US returns smuggled antiquities to Jordan previously held by private American dealer

US returns smuggled antiquities to Jordan previously held by private American dealer
Artifacts illegally smuggled from Jordan were returned from a private antiquities dealer in the US, officials said on Tuesday.
2 min read
04 March, 2022
The returning of the antiquities was made possible by a bilateral treaty between the US and Jordan designed to protect Jordanian cultural artifacts.

Nine cultural antiquities that were illegally smuggled to the US were returned to Jordan this week, handed over to the Jordanian Department of Antiquities.

The artefacts were recovered from a private antiquities dealer in the US, after they had been trafficked out of the country.

Among the artefacts are neolithic animal figures, a stone altar, tombstones, a bronze pitcher and a human figurine.

During a ceremony to handover the objects at the Department of Antiquities, the US ambassador to Jordan, Henry Wooster said that the occasion was a “testament to the United States' commitment to help protect Jordan’s cultural heritage.”

The process to recover the antiquities involved coordination between the Jordanian Department of Antiquities and the US Department of Homeland Security. It was made possible by a bilateral agreement signed by the two countries in 2019 designed to “restrict the import of Jordanian artefacts to the US.”

Jordan’s rich archaeological heritage is an important source of cultural pride for the country – as well as a significant source of revenue.

Tourists come from all over the world to see Jordan’s ancient city of Petra and neolithic antiquities in the country’s many museums. In 2021, Jordan earned $2.7 billion from tourism alone.

On 22 February, a 9,000-year-old ritual shrine was found in Jordan’s eastern desert.
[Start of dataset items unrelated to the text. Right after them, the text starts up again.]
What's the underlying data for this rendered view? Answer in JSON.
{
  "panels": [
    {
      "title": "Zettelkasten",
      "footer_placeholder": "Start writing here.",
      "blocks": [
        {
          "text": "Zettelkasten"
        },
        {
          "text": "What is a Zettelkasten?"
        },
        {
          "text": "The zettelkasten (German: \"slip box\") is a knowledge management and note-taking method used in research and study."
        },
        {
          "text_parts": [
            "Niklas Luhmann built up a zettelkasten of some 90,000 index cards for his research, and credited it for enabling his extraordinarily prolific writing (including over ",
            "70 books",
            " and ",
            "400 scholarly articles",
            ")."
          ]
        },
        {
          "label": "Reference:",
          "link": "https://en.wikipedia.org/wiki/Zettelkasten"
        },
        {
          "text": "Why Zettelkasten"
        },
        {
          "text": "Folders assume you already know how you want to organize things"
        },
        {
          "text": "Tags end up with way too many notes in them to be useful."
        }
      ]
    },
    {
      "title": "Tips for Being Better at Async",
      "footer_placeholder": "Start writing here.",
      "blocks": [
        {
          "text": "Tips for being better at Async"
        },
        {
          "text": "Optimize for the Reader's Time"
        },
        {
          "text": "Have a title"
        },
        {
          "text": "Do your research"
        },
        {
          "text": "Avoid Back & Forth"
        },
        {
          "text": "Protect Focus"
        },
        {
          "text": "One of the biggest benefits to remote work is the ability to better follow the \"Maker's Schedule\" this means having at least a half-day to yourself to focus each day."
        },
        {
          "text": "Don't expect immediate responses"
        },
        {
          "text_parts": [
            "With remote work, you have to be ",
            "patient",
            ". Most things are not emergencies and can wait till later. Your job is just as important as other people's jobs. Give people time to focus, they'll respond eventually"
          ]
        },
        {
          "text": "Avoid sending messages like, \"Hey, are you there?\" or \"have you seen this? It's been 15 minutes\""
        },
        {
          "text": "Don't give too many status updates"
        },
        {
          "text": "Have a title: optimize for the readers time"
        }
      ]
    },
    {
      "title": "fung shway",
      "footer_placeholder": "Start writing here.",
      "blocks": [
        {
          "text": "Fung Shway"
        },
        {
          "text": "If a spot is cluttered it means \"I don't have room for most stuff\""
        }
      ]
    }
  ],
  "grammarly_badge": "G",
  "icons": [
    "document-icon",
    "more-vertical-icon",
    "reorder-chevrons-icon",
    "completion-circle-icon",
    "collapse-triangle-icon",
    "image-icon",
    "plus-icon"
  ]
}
Researchers said that the discovery “shines an entire new light” on Neolithic populations.

The smuggling of antiquities is a consistent problem in the Middle East, whose cultural heritage is showcased across the world – often without permission from its original owners. The US-led invasion of Iraq and the ensuing chaos caused a sharp increase in the smuggling of antiquities from the war-hit country.

According to UNESCO estimates, the value of the illicit trade of cultural goods – including antiquities smuggling – reaches about $10 billion a year.